CHAPTER 28

It's a Wonderful Life played though Cameron's head as he drove toward Taylor Stone's house late Friday morning. "I want to live! Clarence, I want to live!" Cameron smiled at his abysmal imitation of Jimmy Stewart.

What was that overused line from Dead Poets Society? Carpe diem. "Seize the day." He wanted to carpe liber. "Seize the book."

The climb yesterday had made him want to live and, at the same time, freed him from worrying about the future. Death could come in any moment, why not live it to the full in the moment he was in? His brain could short out tomorrow, so why not rip the envelope into pieces while he still had the chance? That meant planting his feet in front of Taylor Stone and finding a way to get him to reveal his secrets about the Book of Days.

Cameron pulled up to the curb in front of Taylor's house and tried to formulate a plan. After five minutes he still didn't have one. It didn't matter. He'd know what to say when he got there.

After ringing the doorbell three times and getting no response, he eased around the side of the house into the backyard.

In the southeast corner, Tricia set paving stones in an undulating pattern as she worked toward a wishing well that looked brand new.

"Hi, Tricia."

She turned and stood. "Hello, Cameron." She shook off her gardening gloves and grasped his hand tightly. "You're looking for him?"

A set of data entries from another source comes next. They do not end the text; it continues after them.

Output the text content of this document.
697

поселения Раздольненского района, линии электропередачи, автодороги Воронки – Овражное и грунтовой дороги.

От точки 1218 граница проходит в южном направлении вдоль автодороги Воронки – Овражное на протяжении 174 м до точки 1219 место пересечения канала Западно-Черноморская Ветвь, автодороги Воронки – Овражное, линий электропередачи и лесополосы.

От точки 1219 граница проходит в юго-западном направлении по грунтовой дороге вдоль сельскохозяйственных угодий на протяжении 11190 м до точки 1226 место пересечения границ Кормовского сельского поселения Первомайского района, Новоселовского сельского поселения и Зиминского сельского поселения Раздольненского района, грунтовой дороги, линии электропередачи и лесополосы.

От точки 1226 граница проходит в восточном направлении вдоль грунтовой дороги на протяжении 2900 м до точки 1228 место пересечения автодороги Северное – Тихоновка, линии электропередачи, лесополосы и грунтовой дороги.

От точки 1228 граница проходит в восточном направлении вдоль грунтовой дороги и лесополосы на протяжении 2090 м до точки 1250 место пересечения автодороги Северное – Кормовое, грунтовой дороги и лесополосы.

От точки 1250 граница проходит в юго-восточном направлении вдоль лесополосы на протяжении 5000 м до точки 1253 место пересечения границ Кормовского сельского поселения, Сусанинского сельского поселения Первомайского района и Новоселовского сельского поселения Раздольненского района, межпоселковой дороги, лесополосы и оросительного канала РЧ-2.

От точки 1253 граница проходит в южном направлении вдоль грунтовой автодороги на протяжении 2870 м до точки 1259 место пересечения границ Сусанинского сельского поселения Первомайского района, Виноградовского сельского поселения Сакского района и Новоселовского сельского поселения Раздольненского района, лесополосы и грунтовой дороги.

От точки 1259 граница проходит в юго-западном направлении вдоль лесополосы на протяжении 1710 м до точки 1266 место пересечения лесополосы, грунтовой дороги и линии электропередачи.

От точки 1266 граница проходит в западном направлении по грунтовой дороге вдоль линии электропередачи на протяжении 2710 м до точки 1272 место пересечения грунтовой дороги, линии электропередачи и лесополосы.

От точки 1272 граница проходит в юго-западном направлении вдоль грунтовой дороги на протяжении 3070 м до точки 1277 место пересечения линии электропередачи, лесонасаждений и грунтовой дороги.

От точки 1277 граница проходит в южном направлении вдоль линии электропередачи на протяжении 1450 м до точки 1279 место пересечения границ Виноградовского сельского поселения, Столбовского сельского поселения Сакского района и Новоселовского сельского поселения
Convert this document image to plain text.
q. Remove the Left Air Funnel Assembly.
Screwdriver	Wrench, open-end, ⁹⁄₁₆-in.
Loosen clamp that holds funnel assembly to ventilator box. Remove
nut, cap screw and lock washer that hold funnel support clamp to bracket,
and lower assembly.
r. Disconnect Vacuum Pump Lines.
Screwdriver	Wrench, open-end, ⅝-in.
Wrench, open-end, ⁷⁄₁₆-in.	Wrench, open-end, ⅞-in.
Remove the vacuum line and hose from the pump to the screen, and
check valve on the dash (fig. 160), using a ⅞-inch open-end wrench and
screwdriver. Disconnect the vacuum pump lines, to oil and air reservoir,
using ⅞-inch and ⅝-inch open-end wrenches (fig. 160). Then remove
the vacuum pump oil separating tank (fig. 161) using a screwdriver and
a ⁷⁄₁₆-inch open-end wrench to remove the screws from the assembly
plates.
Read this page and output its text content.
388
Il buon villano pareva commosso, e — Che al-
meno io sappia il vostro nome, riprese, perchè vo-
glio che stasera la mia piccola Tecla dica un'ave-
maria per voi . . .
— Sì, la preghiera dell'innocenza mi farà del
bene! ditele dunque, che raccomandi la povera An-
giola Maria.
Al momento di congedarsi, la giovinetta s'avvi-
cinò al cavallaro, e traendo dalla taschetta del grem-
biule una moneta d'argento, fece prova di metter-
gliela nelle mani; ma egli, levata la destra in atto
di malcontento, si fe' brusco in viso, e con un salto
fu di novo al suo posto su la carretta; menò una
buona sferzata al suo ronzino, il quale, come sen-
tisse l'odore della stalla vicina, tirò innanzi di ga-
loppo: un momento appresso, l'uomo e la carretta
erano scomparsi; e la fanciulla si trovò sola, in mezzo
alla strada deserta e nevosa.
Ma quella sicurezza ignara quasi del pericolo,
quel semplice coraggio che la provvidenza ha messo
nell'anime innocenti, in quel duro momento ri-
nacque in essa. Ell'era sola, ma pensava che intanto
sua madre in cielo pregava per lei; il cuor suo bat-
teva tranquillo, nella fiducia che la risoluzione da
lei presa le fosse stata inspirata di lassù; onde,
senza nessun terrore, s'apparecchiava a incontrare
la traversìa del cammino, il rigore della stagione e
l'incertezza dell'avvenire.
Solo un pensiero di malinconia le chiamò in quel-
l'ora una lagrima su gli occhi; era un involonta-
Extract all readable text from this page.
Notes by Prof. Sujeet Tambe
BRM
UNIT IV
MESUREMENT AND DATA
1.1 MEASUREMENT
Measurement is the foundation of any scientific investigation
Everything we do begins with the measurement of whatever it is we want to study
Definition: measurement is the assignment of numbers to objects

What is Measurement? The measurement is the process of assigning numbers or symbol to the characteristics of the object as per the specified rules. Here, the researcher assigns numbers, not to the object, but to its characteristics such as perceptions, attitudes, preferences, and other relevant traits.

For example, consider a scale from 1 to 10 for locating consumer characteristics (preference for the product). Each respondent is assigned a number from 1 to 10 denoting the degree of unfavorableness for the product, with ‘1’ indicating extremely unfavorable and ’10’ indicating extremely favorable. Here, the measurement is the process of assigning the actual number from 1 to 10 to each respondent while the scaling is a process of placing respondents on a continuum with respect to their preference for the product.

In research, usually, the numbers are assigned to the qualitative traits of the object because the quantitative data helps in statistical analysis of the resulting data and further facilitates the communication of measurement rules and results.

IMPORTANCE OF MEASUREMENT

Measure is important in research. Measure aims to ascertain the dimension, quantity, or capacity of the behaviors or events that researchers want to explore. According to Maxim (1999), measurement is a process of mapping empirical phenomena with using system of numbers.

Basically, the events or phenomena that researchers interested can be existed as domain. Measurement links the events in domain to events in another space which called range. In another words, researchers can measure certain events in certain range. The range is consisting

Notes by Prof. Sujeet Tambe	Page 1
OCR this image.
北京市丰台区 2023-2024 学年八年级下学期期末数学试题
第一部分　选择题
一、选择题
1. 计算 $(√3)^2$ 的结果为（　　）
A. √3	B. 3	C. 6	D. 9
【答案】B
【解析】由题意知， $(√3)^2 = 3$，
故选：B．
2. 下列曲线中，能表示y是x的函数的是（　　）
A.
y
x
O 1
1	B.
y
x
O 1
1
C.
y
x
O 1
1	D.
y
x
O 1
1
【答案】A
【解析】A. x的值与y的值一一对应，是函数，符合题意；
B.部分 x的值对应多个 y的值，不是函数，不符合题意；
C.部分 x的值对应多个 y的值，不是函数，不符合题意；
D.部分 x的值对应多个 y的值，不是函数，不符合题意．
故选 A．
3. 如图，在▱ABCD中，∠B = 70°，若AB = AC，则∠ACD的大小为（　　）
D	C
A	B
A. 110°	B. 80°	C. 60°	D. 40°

He looked back at the house and nodded.

"He's fishing."

"I should have known."

"But I'll answer any question I can." Tricia did a faux curtsy.

Not a bad idea. He might learn something new.

She led Cameron over to a well-worn maple bench framed by a trellis covered with lavender wisteria. She brushed the bench with the tips of her fingers. "My thinking, talking, and kibitzing bench. All ready for you."

"Thanks." Cameron sat. "Is Taylor acting differently these days?"

She smiled. "Video directors are observers, aren't they? He's been acting strange ever since you showed up. But it was nothing compared to the reaction when Ann Banister stepped onstage."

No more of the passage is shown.